Die korrupte Insel-Republik Zypern bleibt in der Euro-Zone. So will es der EU-Währungskommissar. Gemessen am BIP wird die Rettung des Afrika-Anrainers das teuerste Unterfangen seit der Euro-Krise. Gerettet werden in erster Linie marode Banken mit Milliarden Schwarzgeldkonten.

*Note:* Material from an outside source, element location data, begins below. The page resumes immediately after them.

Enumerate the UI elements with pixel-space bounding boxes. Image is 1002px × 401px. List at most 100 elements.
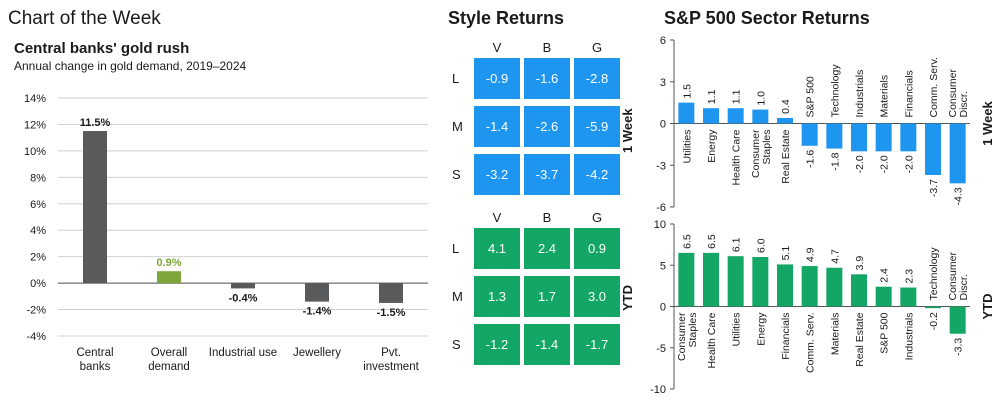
style-week-cell: -2.6 xyxy=(524,106,570,147)
style-ytd-cell: -1.7 xyxy=(574,324,620,365)
style-row-header: L xyxy=(452,71,460,86)
sector-ytd-y-tick: -10 xyxy=(650,384,666,396)
gold-bar xyxy=(157,271,181,284)
style-ytd-cell: 2.4 xyxy=(524,228,570,269)
gold-y-tick: -4% xyxy=(26,331,46,343)
sector-week-category-label: Industrials xyxy=(854,70,866,118)
gold-demand-chart: -4% -2% 0% 2% 4% 6% 8% 10% 12% 14% 11.5% Central ban… xyxy=(24,93,428,373)
gold-y-tick: 4% xyxy=(30,225,46,237)
style-week-cell: -2.8 xyxy=(574,58,620,99)
sector-ytd-category-label: Discr. xyxy=(958,274,970,300)
sector-returns-charts: -6 -3 0 3 6 1.5 Utilities 1.1 Energy 1.1 Health Ca… xyxy=(650,35,995,396)
sector-ytd-category-label: Staples xyxy=(687,313,699,348)
gold-y-tick: 14% xyxy=(24,93,46,105)
sector-ytd-bar xyxy=(900,287,917,307)
sector-week-bar xyxy=(949,123,966,184)
sector-week-category-label: S&P 500 xyxy=(805,76,817,117)
gold-data-label: 0.9% xyxy=(156,257,181,269)
gold-bar xyxy=(305,283,329,302)
style-row-header: S xyxy=(452,167,461,182)
sector-ytd-bar xyxy=(875,286,892,307)
gold-category-label: Central xyxy=(76,347,113,359)
sector-week-data-label: -4.3 xyxy=(953,187,965,205)
style-week-cell: -1.4 xyxy=(474,106,520,147)
sector-week-data-label: -1.6 xyxy=(805,150,817,168)
style-week-cell: -3.2 xyxy=(474,154,520,195)
style-week-cell: -0.9 xyxy=(474,58,520,99)
sector-ytd-bar xyxy=(703,252,719,307)
sector-week-category-label: Staples xyxy=(761,130,773,165)
sector-week-y-tick: -3 xyxy=(656,160,666,172)
sector-ytd-bar xyxy=(851,274,867,307)
gold-data-label: 11.5% xyxy=(80,117,111,129)
style-row-header: M xyxy=(452,289,463,304)
sector-week-category-label: Health Care xyxy=(731,129,743,185)
gold-category-label: demand xyxy=(148,361,190,373)
sector-ytd-bar xyxy=(727,256,744,307)
sector-week-bar xyxy=(703,108,719,124)
style-returns-title: Style Returns xyxy=(448,8,565,28)
sector-ytd-data-label: 2.3 xyxy=(903,269,915,284)
style-ytd-cell: -1.4 xyxy=(524,324,570,365)
gold-category-label: Jewellery xyxy=(293,347,341,359)
sector-returns-title: S&P 500 Sector Returns xyxy=(664,8,870,28)
sector-ytd-bar xyxy=(777,264,793,307)
sector-ytd-data-label: 5.1 xyxy=(780,246,792,261)
sector-ytd-bar xyxy=(949,306,966,334)
sector-ytd-bar xyxy=(925,306,941,309)
sector-ytd-data-label: -3.3 xyxy=(953,338,965,356)
sector-ytd-category-label: Technology xyxy=(928,247,940,301)
gold-y-tick: 8% xyxy=(30,172,46,184)
sector-ytd-category-label: Health Care xyxy=(706,312,718,368)
sector-week-data-label: 1.1 xyxy=(731,89,743,104)
style-week-cell: -5.9 xyxy=(574,106,620,147)
sector-ytd-y-tick: 10 xyxy=(654,219,666,231)
gold-category-label: Pvt. xyxy=(381,347,401,359)
sector-week-data-label: 1.1 xyxy=(706,89,718,104)
gold-category-label: Industrial use xyxy=(209,347,277,359)
sector-week-data-label: 0.4 xyxy=(780,99,792,114)
sector-ytd-data-label: 4.7 xyxy=(829,249,841,264)
sector-week-category-label: Technology xyxy=(829,64,841,118)
gold-bar xyxy=(231,283,255,289)
sector-week-bar xyxy=(875,123,892,152)
sector-ytd-y-tick: 0 xyxy=(660,302,666,314)
style-week-cell: -3.7 xyxy=(524,154,570,195)
style-week-cell: -1.6 xyxy=(524,58,570,99)
style-ytd-cell: 1.7 xyxy=(524,276,570,317)
sector-ytd-y-tick: 5 xyxy=(660,260,666,272)
sector-ytd-data-label: 2.4 xyxy=(879,268,891,283)
sector-ytd-bar xyxy=(752,257,769,307)
sector-week-category-label: Discr. xyxy=(958,91,970,117)
gold-bar xyxy=(379,283,403,303)
sector-ytd-bar xyxy=(678,252,695,307)
sector-week-y-tick: 0 xyxy=(660,119,666,131)
sector-week-category-label: Utilities xyxy=(681,130,693,164)
sector-week-bar xyxy=(900,123,917,152)
sector-week-y-tick: -6 xyxy=(656,202,666,214)
sector-week-category-label: Real Estate xyxy=(780,129,792,183)
sector-ytd-bar xyxy=(826,267,843,307)
sector-week-data-label: 1.5 xyxy=(681,84,693,99)
sector-ytd-category-label: Industrials xyxy=(903,313,915,361)
sector-week-data-label: -1.8 xyxy=(829,152,841,170)
sector-ytd-side-label: YTD xyxy=(980,294,995,320)
sector-week-bar xyxy=(678,102,695,124)
sector-ytd-y-tick: -5 xyxy=(656,343,666,355)
sector-ytd-category-label: Real Estate xyxy=(854,312,866,366)
gold-y-tick: 0% xyxy=(30,278,46,290)
sector-week-bar xyxy=(801,123,818,146)
sector-week-side-label: 1 Week xyxy=(980,100,995,145)
sector-ytd-category-label: S&P 500 xyxy=(879,312,891,353)
style-ytd-cell: -1.2 xyxy=(474,324,520,365)
gold-data-label: -1.5% xyxy=(377,307,406,319)
sector-ytd-category-label: Utilities xyxy=(731,313,743,347)
sector-week-category-label: Materials xyxy=(879,75,891,118)
sector-week-data-label: 1.0 xyxy=(755,91,767,106)
sector-week-y-tick: 3 xyxy=(660,77,666,89)
sector-week-category-label: Financials xyxy=(903,70,915,117)
style-ytd-cell: 3.0 xyxy=(574,276,620,317)
sector-week-bar xyxy=(777,117,793,124)
sector-week-bar xyxy=(851,123,867,152)
style-column-header: B xyxy=(542,40,552,55)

EU-Währungskommissar Olli Rehn hat einem Zeitungsbericht zufolge davor gewarnt, die Bedeutung des hoch verschuldeten Euro-Staates Zypern zu unterschätzen. Das Land müsse stabilisiert werden, um die Euro-Zone insgesamt zu sichern, sagte Rehn der "Süddeutschen Zeitung" (Freitagausgabe). "Die Größe eines Landes darf kein Maßstab dafür sein, wie relevant ein Land für die Gemeinschaft ist." Die Währungsunion sei nur dann stabil, wenn jedes einzelne Mitglied solide Finanzen und Unternehmen habe. "Zypern ist und bleibt Mitglied der Euro-Zone", sagte Rehn.

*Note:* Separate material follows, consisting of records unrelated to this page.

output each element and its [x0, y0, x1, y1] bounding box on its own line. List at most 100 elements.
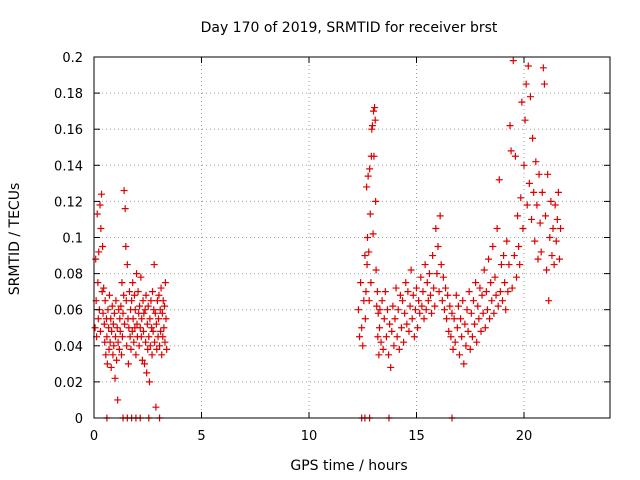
data-point: [371, 104, 379, 112]
data-point: [105, 324, 113, 332]
data-point: [502, 306, 510, 314]
x-tick-label: 15: [408, 429, 425, 444]
data-point: [454, 302, 462, 310]
data-point: [376, 324, 384, 332]
data-point: [369, 230, 377, 238]
data-point: [424, 297, 432, 305]
data-point: [392, 284, 400, 292]
data-point: [540, 80, 548, 88]
data-point: [467, 309, 475, 317]
data-point: [475, 315, 483, 323]
data-point: [363, 234, 371, 241]
data-point: [94, 279, 102, 287]
data-point: [500, 252, 508, 260]
data-point: [133, 270, 141, 278]
data-point: [426, 291, 434, 299]
data-point: [468, 333, 476, 341]
data-point: [159, 333, 167, 341]
data-point: [149, 327, 157, 335]
data-point: [118, 351, 126, 359]
data-point: [121, 320, 129, 328]
data-point: [429, 252, 437, 260]
data-point: [127, 345, 135, 353]
data-point: [461, 320, 469, 328]
data-point: [497, 261, 505, 269]
data-point: [143, 320, 151, 328]
data-point: [414, 324, 422, 332]
data-point: [421, 261, 429, 269]
data-point: [139, 297, 147, 305]
data-point: [107, 315, 115, 323]
data-point: [161, 302, 169, 310]
data-point: [505, 261, 513, 269]
data-point: [481, 324, 489, 332]
data-point: [411, 306, 419, 314]
data-point: [112, 297, 120, 305]
data-point: [136, 324, 144, 332]
data-point: [555, 255, 563, 263]
data-point: [485, 255, 493, 263]
data-point: [374, 333, 382, 341]
data-point: [531, 237, 539, 245]
data-point: [417, 273, 425, 281]
data-point: [152, 403, 160, 411]
data-point: [359, 342, 367, 350]
data-point: [423, 279, 431, 287]
data-point: [91, 324, 99, 332]
data-point: [535, 170, 543, 178]
data-point: [393, 333, 401, 341]
tick-labels: 0 5 10 15 20 0 0.02 0.04 0.06 0.08 0.1 0.12 0.14 0.16…: [54, 51, 532, 444]
data-point: [459, 297, 467, 305]
data-point: [137, 333, 145, 341]
data-point: [415, 297, 423, 305]
data-point: [141, 306, 149, 314]
data-point: [117, 302, 125, 310]
data-point: [112, 333, 119, 341]
data-point: [550, 261, 558, 269]
data-point: [124, 360, 132, 368]
data-point: [538, 188, 546, 196]
data-point: [504, 288, 512, 296]
data-point: [438, 297, 446, 305]
data-point: [125, 288, 133, 296]
data-point: [534, 255, 542, 263]
data-point: [399, 297, 407, 305]
data-point: [396, 291, 404, 299]
data-point: [138, 315, 146, 323]
data-point: [551, 201, 559, 209]
data-point: [358, 324, 366, 332]
data-point: [450, 315, 458, 323]
data-point: [471, 320, 479, 328]
data-point: [368, 125, 376, 133]
data-point: [476, 284, 484, 292]
data-point: [494, 302, 502, 310]
data-point: [383, 306, 391, 314]
data-point: [113, 324, 121, 332]
data-point: [382, 333, 390, 341]
data-point: [357, 279, 365, 287]
data-point: [403, 320, 411, 328]
data-point: [135, 342, 143, 350]
data-point: [99, 309, 107, 317]
data-point: [103, 333, 111, 341]
chart-title: Day 170 of 2019, SRMTID for receiver brs…: [201, 20, 498, 36]
data-point: [366, 210, 374, 218]
data-point: [406, 302, 414, 310]
data-point: [472, 279, 480, 287]
data-point: [100, 284, 108, 292]
data-point: [162, 315, 170, 323]
data-point: [95, 248, 103, 256]
data-point: [510, 252, 518, 260]
data-point: [143, 369, 151, 377]
data-point: [514, 212, 522, 220]
data-point: [147, 297, 155, 305]
data-point: [114, 396, 122, 404]
data-point: [443, 315, 451, 323]
data-point: [153, 345, 161, 353]
data-point: [93, 210, 101, 218]
data-point: [431, 302, 439, 310]
data-point: [404, 288, 412, 296]
data-point: [156, 342, 164, 350]
data-point: [361, 252, 369, 260]
data-point: [428, 309, 436, 317]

Vertreter der Euro-Zone und der Internationale Währungsfonds verhandeln derzeit mit dem Land über ein Hilfspaket im Volumen von 17,5 Milliarden Euro. Der Mittelmeerstaat braucht das Geld vor allem, um seinen aufgeblähten und maroden Bankensektor zu sanieren. Etliche EU-Partner werfen dem Land vor, dass es mit laxen Geldwäschekontrollen enorme Summen aus Russland angezogen habe. Die Regierung weist dies zurück und hat davon gesprochen, dass es sich um Gerüchte handele. In der Euro-Zone gibt es aber auch Zweifel, ob die Krise in dem Mittelmeerstaat die Währungsgemeinschaft insgesamt gefährden könnte.